DISTRIBUTED ENERGY RESOURCE
According to the US Department of Energy, distributed energy resources (DER) – also called distributed generation, decentralised energy, and distributed power systems – are small, modular, grid-tied or off-grid energy systems located in or near the point where energy is used.
Deploying DER creates a vast demand for medium to small-sized gas turbines, microturbines and gas internal combustion engines. These needs present an opportunity for international suppliers. While DER does not account for a large proportion of cogeneration, it maintains a fast growth rate.
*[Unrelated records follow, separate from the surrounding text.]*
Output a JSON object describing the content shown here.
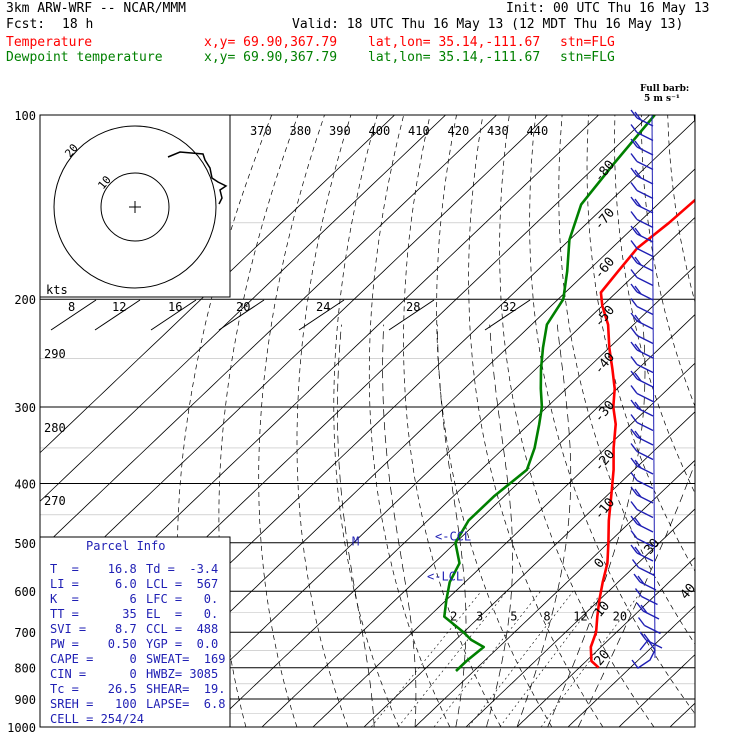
{
  "header": {
    "model": "3km ARW-WRF -- NCAR/MMM",
    "init": "Init: 00 UTC Thu 16 May 13",
    "fcst_label": "Fcst:",
    "fcst_value": "18 h",
    "valid": "Valid: 18 UTC Thu 16 May 13 (12 MDT Thu 16 May 13)"
  },
  "legend": [
    {
      "name": "Temperature",
      "coords": "x,y= 69.90,367.79",
      "latlon": "lat,lon= 35.14,-111.67",
      "stn": "stn=FLG",
      "color": "#ff0000"
    },
    {
      "name": "Dewpoint temperature",
      "coords": "x,y= 69.90,367.79",
      "latlon": "lat,lon= 35.14,-111.67",
      "stn": "stn=FLG",
      "color": "#008000"
    }
  ],
  "barb_note": {
    "line1": "Full barb:",
    "line2": "5 m s⁻¹"
  },
  "chart_data": {
    "type": "line",
    "title": "",
    "y_axis": {
      "label": "",
      "scale": "log-pressure",
      "range": [
        1000,
        100
      ],
      "ticks": [
        100,
        200,
        300,
        400,
        500,
        600,
        700,
        800,
        900,
        1000
      ]
    },
    "x_axis": {
      "label": "",
      "scale": "skewed temperature (C)"
    },
    "isotherm_labels": [
      -80,
      -70,
      -60,
      -50,
      -40,
      -30,
      -20,
      -10,
      0,
      10,
      20,
      30,
      40
    ],
    "theta_labels": [
      370,
      380,
      390,
      400,
      410,
      420,
      430,
      440
    ],
    "theta_left_labels": [
      290,
      280,
      270
    ],
    "mixing_ratio_labels": [
      2,
      3,
      5,
      8,
      12,
      20
    ],
    "hodograph_speed_labels": [
      "8",
      "12",
      "16",
      "20",
      "24",
      "28",
      "32"
    ],
    "hodograph": {
      "unit_label": "kts",
      "ring_labels": [
        "10",
        "20"
      ]
    },
    "parcel_levels": [
      {
        "label": "LCL",
        "p": 568
      },
      {
        "label": "CCL",
        "p": 488
      },
      {
        "label": "M",
        "p": 494
      }
    ],
    "series": [
      {
        "name": "Temperature",
        "color": "#ff0000",
        "points": [
          [
            800,
            23.8
          ],
          [
            780,
            21
          ],
          [
            740,
            18
          ],
          [
            700,
            16
          ],
          [
            660,
            13
          ],
          [
            620,
            10
          ],
          [
            580,
            7
          ],
          [
            540,
            4
          ],
          [
            500,
            0
          ],
          [
            460,
            -4.5
          ],
          [
            420,
            -9
          ],
          [
            380,
            -14
          ],
          [
            350,
            -18.5
          ],
          [
            320,
            -23
          ],
          [
            300,
            -27
          ],
          [
            280,
            -30.5
          ],
          [
            260,
            -35
          ],
          [
            240,
            -40
          ],
          [
            220,
            -45
          ],
          [
            205,
            -50
          ],
          [
            195,
            -53
          ],
          [
            180,
            -54
          ],
          [
            165,
            -55
          ],
          [
            150,
            -54
          ],
          [
            135,
            -53.5
          ],
          [
            120,
            -54
          ],
          [
            110,
            -55
          ],
          [
            100,
            -57
          ]
        ]
      },
      {
        "name": "Dewpoint temperature",
        "color": "#008000",
        "points": [
          [
            810,
            -3.5
          ],
          [
            780,
            -3.5
          ],
          [
            740,
            -3
          ],
          [
            720,
            -7
          ],
          [
            700,
            -10
          ],
          [
            660,
            -17
          ],
          [
            620,
            -20
          ],
          [
            580,
            -23
          ],
          [
            540,
            -25
          ],
          [
            500,
            -30
          ],
          [
            460,
            -32
          ],
          [
            420,
            -32
          ],
          [
            380,
            -31
          ],
          [
            350,
            -34
          ],
          [
            320,
            -38
          ],
          [
            300,
            -41
          ],
          [
            280,
            -45
          ],
          [
            260,
            -49
          ],
          [
            240,
            -53
          ],
          [
            220,
            -57
          ],
          [
            200,
            -59
          ],
          [
            180,
            -64
          ],
          [
            160,
            -70
          ],
          [
            140,
            -75
          ],
          [
            120,
            -77
          ],
          [
            100,
            -79
          ]
        ]
      }
    ]
  },
  "parcel_info": {
    "title": "Parcel Info",
    "rows": [
      [
        "T  =    16.8",
        "Td =  -3.4"
      ],
      [
        "LI =     6.0",
        "LCL =  567"
      ],
      [
        "K  =       6",
        "LFC =   0."
      ],
      [
        "TT =      35",
        "EL  =   0."
      ],
      [
        "SVI =    8.7",
        "CCL =  488"
      ],
      [
        "PW =    0.50",
        "YGP =  0.0"
      ],
      [
        "CAPE =     0",
        "SWEAT=  169"
      ],
      [
        "CIN =      0",
        "HWBZ= 3085"
      ],
      [
        "Tc =    26.5",
        "SHEAR=  19."
      ],
      [
        "SREH =   100",
        "LAPSE=  6.8"
      ],
      [
        "CELL = 254/24",
        ""
      ]
    ]
  }
}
Power company Huadian has announced several gas DER projects for a pipeline located in Guangdong and Jiangsu, most of which are for combined heat and power. Funding for these types of projects usually comes from power group equity investment and bank loans.
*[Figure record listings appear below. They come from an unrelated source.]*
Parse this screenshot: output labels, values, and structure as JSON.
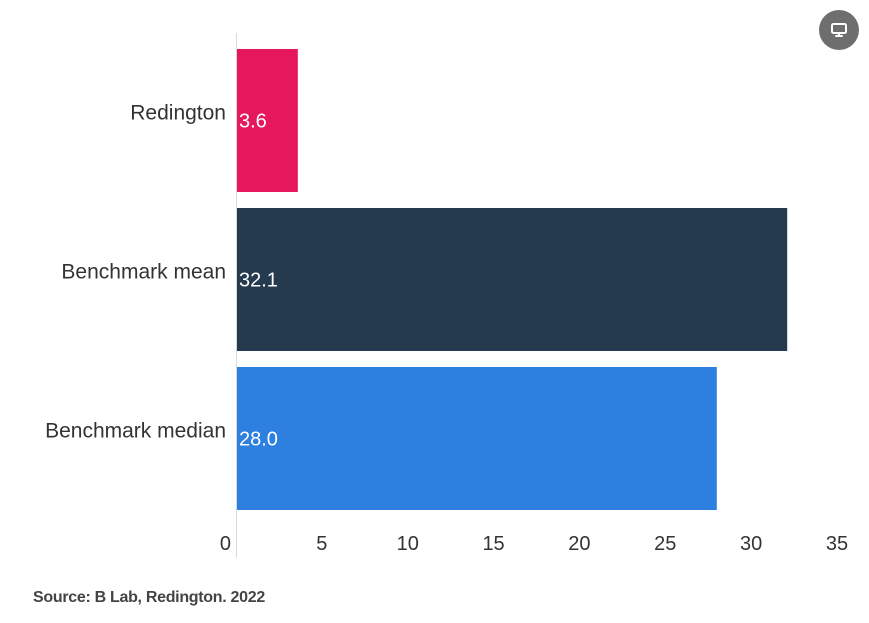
{
  "chart_data": {
    "type": "bar",
    "orientation": "horizontal",
    "categories": [
      "Redington",
      "Benchmark mean",
      "Benchmark median"
    ],
    "values": [
      3.6,
      32.1,
      28.0
    ],
    "value_labels": [
      "3.6",
      "32.1",
      "28.0"
    ],
    "colors": [
      "#e5175d",
      "#263a4f",
      "#2d7fe0"
    ],
    "xlim": [
      0,
      35
    ],
    "x_ticks": [
      "0",
      "5",
      "10",
      "15",
      "20",
      "25",
      "30",
      "35"
    ],
    "grid": false,
    "source": "Source: B Lab, Redington. 2022"
  },
  "controls": {
    "view_toggle_icon": "monitor-icon"
  }
}
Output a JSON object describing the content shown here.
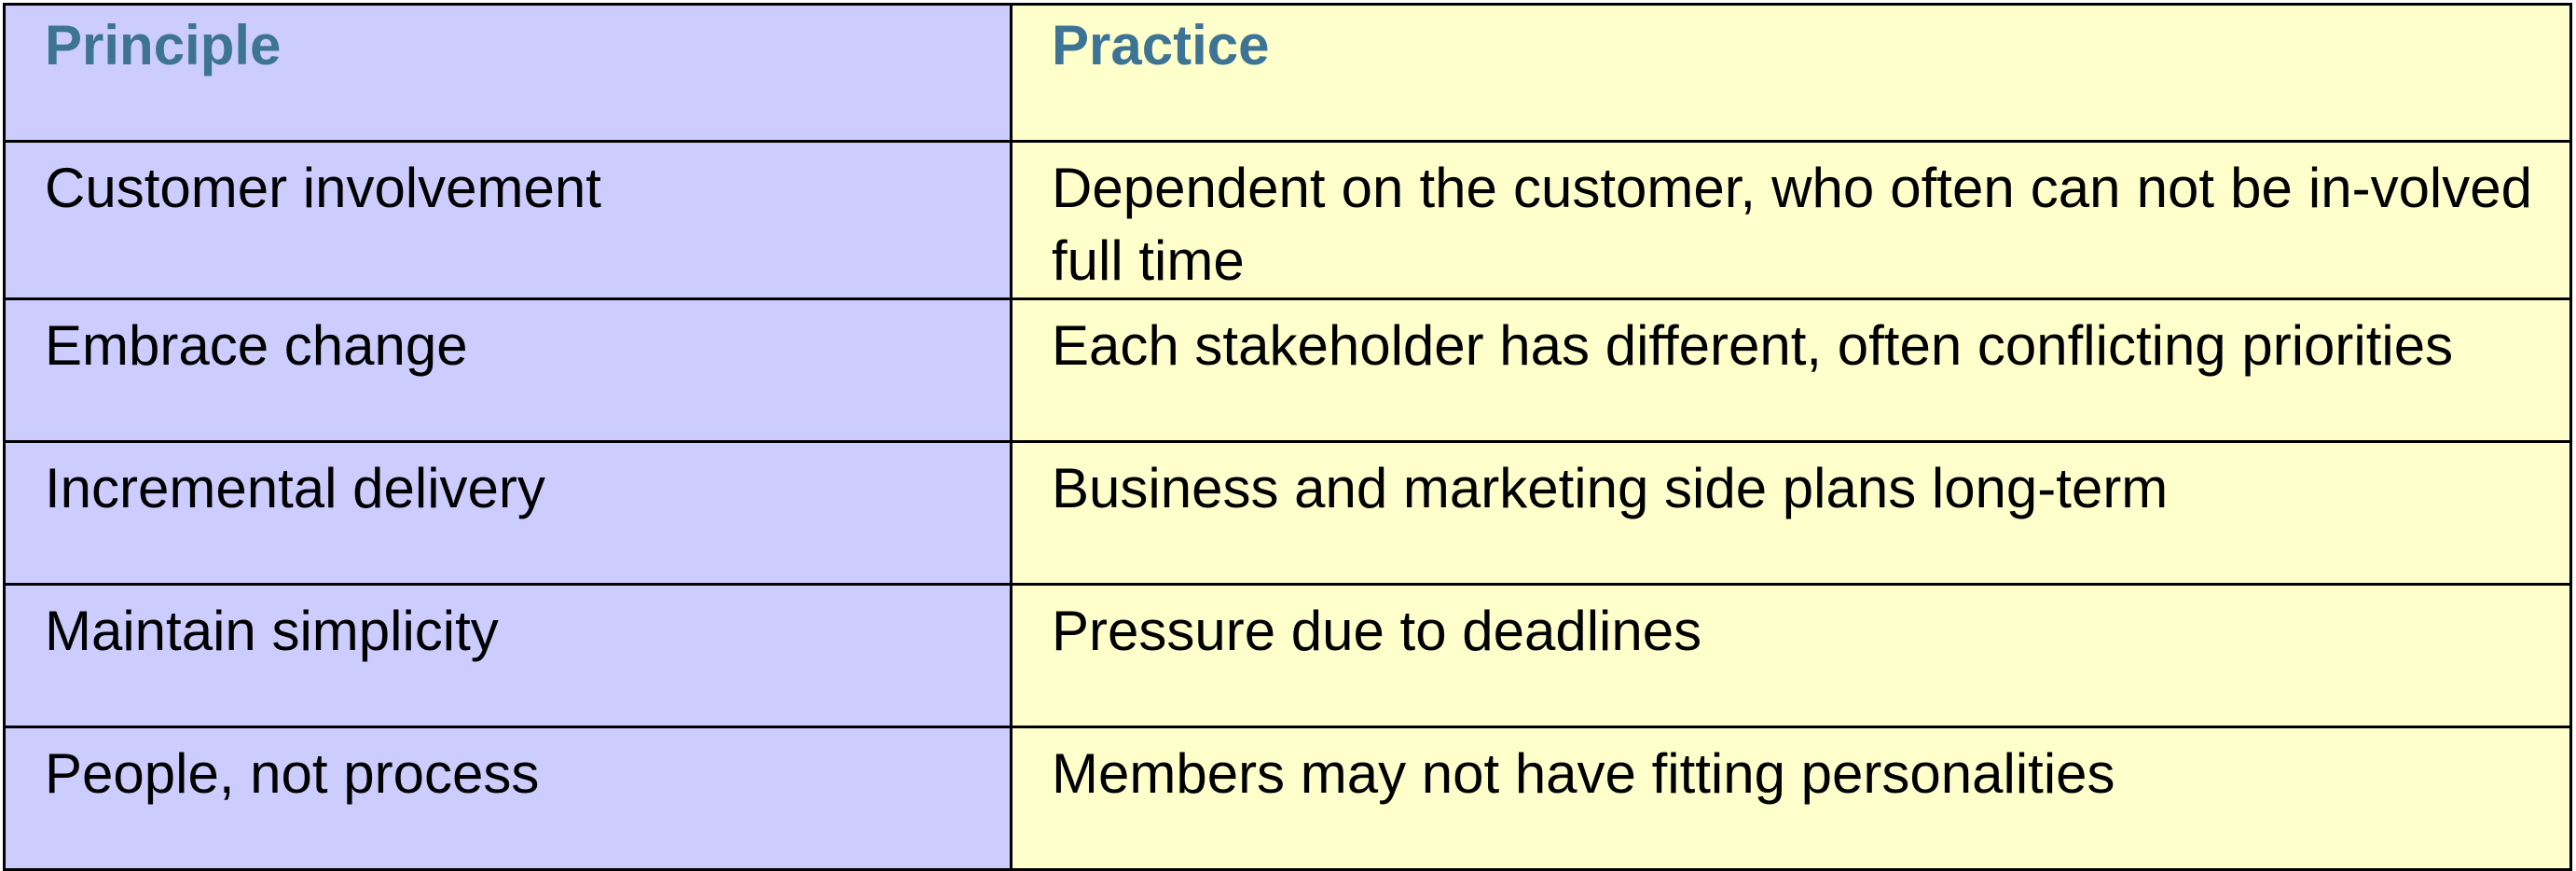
{
  "table": {
    "headers": {
      "principle": "Principle",
      "practice": "Practice"
    },
    "rows": [
      {
        "principle": "Customer involvement",
        "practice": "Dependent on the customer, who often can not be in-volved full time"
      },
      {
        "principle": "Embrace change",
        "practice": "Each stakeholder has different, often conflicting priorities"
      },
      {
        "principle": "Incremental delivery",
        "practice": "Business and marketing side plans long-term"
      },
      {
        "principle": "Maintain simplicity",
        "practice": "Pressure due to deadlines"
      },
      {
        "principle": "People, not process",
        "practice": "Members may not have fitting personalities"
      }
    ]
  },
  "colors": {
    "principle_bg": "#ccccff",
    "practice_bg": "#ffffcc",
    "header_text": "#3d7394",
    "border": "#000000"
  }
}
Figure 2. China CHP equipment market segments Source: GCiS
Currently, most of China’s DER projects are found in coal bed methane applications in mining, and in gas-fired uninterruptible power supplies for public buildings. However, this may well change if China realizes its target of 50 GW of gas-fired DER by 2020. Current installation capacity stands at 5 GW.
Ambitious as this may sound, multinationals and state-owned power groups are moving on it. GE and Huadian formed a joint venture company after President Hu Jintao’s visit to the United States in 2011, where he saw GE’s aeroderivative gas turbines. The efficiency and durability of Chinese equipment is far behind foreign products.
Financially, the unit cost of small gas turbines and internal combustion engines remains an obstacle for DER deployment. Integration with the grid may not be an immediate problem but when installation capacity reaches a higher level, it could potentially inhibit further development of small-scale power generation. This has happened for China’s wind and solar farms.
Figure 2 illustrates the size of the market segments for cogeneration equipment within China.
Emissions reduction and energy efficiency initiatives are the major drivers behind China’s cogen equipment market. In addition to adopting alternative energy, both local and central governments have the incentive to implement cogeneration when building new power plants or retrofitting old ones.
With foreseeable economic growth rates as high as 8%, China is facing 30–40 GW of annual electricity shortages. Cogeneration will continue to contribute to overcoming this problem. It enables stable economic growth with a more efficient and balanced fuel consumption.
Even though Chinese companies are playing catch up with foreign suppliers’ technology, the latter must build joint venture corporations with domestic partners to further penetrate the market. Achieving the right balance of technology transfer and commercialization spells big things for this market.